Rejoignant ce propos, Mme Malcorra a présenté les efforts déployés par le Département de l’appui aux missions « pour faire plus avec moins », comme l’a ensuite relevé le représentant du Maroc, au nom du Mouvement des non alignés.  Le Secrétariat est conscient des défis économiques croissants que la plupart des pays connaissent, ainsi que de leurs préoccupations relatives à la rentabilité et à la bonne gestion financière des missions de maintien de la paix a assuré Mme Malcorra.  C’est la raison pour laquelle la proposition de budget, pour la période 2011-2012, concernant les missions qui se poursuivent, reflète une baisse de 2% par rapport à l’année dernière, a-t-elle indiqué.  Le Secrétariat cherche également à réaliser des économies par la consolidation des bureaux d’appui, la réalisation d’économies d’échelle et l’amélioration de l’interopérabilité avec les partenaires de l’ONU, a-t-elle encore précisé.  Pour ce qui est du remboursement, par l’ONU, des dépenses et autres ressources engagées par les pays contributeurs de troupes, Mme Malcorra a salué la nouvelle initiative du Secrétaire général qui propose la mise en place d’un Groupe consultatif de haut niveau composé de cinq représentants de grands pays contributeurs de troupes, cinq représentants de la communauté des donateurs financiers et un membre de chaque groupe régional, en vue de trouver des solutions aux questions en suspens et de faire des propositions sur les taux de remboursement.

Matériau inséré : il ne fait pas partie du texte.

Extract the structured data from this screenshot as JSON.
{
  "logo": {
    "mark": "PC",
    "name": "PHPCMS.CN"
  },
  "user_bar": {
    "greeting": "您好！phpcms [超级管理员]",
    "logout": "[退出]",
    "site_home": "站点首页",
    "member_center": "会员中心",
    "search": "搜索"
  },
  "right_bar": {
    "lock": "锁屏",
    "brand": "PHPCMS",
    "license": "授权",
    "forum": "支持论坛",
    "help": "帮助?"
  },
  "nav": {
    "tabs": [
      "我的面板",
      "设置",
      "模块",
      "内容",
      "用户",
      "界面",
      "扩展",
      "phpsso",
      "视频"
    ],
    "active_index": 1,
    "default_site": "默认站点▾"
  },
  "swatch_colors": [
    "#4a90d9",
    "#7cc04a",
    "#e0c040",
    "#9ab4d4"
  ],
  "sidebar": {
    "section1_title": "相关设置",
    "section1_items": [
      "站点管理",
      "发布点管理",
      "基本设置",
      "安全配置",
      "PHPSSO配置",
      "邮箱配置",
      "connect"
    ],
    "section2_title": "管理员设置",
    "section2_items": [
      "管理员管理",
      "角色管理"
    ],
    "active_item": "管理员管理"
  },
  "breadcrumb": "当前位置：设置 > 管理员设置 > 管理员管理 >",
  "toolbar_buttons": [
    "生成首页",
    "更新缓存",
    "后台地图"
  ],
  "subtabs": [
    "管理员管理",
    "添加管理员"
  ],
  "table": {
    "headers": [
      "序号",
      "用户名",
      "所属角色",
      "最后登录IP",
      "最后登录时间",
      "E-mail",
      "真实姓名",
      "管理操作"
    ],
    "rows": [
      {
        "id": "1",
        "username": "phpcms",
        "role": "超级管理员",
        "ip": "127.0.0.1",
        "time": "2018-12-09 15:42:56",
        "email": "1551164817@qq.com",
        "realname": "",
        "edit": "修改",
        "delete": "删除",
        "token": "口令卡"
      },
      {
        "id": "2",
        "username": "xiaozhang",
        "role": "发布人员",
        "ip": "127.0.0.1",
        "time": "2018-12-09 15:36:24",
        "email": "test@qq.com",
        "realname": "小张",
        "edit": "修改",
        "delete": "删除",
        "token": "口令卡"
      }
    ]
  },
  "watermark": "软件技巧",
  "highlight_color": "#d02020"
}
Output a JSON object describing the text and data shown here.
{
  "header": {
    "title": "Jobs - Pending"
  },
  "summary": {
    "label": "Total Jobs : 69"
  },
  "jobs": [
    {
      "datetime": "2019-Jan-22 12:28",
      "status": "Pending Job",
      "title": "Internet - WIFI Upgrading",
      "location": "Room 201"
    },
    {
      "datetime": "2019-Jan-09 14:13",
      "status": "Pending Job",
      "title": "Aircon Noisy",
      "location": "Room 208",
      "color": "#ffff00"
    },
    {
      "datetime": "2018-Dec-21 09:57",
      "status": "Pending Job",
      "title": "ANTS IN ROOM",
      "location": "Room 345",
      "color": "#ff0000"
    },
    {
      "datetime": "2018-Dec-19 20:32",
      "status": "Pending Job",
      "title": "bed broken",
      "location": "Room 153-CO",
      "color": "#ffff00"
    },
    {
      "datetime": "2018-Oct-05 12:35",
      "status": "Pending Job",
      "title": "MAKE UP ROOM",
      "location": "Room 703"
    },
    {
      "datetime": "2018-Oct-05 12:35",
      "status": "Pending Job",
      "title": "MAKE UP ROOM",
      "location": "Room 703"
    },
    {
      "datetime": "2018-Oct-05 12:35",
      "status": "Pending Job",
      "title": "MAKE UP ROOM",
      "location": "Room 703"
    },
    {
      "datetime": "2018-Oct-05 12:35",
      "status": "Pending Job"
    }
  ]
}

Revenant à son tour sur le manque de troupes et de moyens matériels dont souffrent les opérations de maintien de la paix, le représentant du Maroc, agissant comme porte-parole du Mouvement des non-alignés, a regretté qu’il s’agisse désormais d’un « problème structurel pour l’ONU » et a relevé que les pays contributeurs de troupes ne sont plus en mesure de continuer à subventionner, d’une certaine manière, le maintien de la paix onusien.  Le Mouvement des non-alignés estime que « le maintien de la paix est un véritable partenariat et que le moment est venu d’en partager les fardeaux ».


De son côté, le représentant de l’Union européenne a défendu « le changement culturel » prôné par le Secrétaire général en matière de fonctionnement de l’Organisation, à savoir « faire plus avec moins ».  Il faut veiller, selon lui, à ce que les missions ne durent pas trop longtemps lorsque d’autres mécanismes peuvent être mis en place pour les remplacer.


La Quatrième Commission se réunira demain, mardi 25 octobre, dans la matinée à 10 heures, pour poursuivre l’examen de cette question dans le cadre de la suite d’un débat général étalé sur quatre séances.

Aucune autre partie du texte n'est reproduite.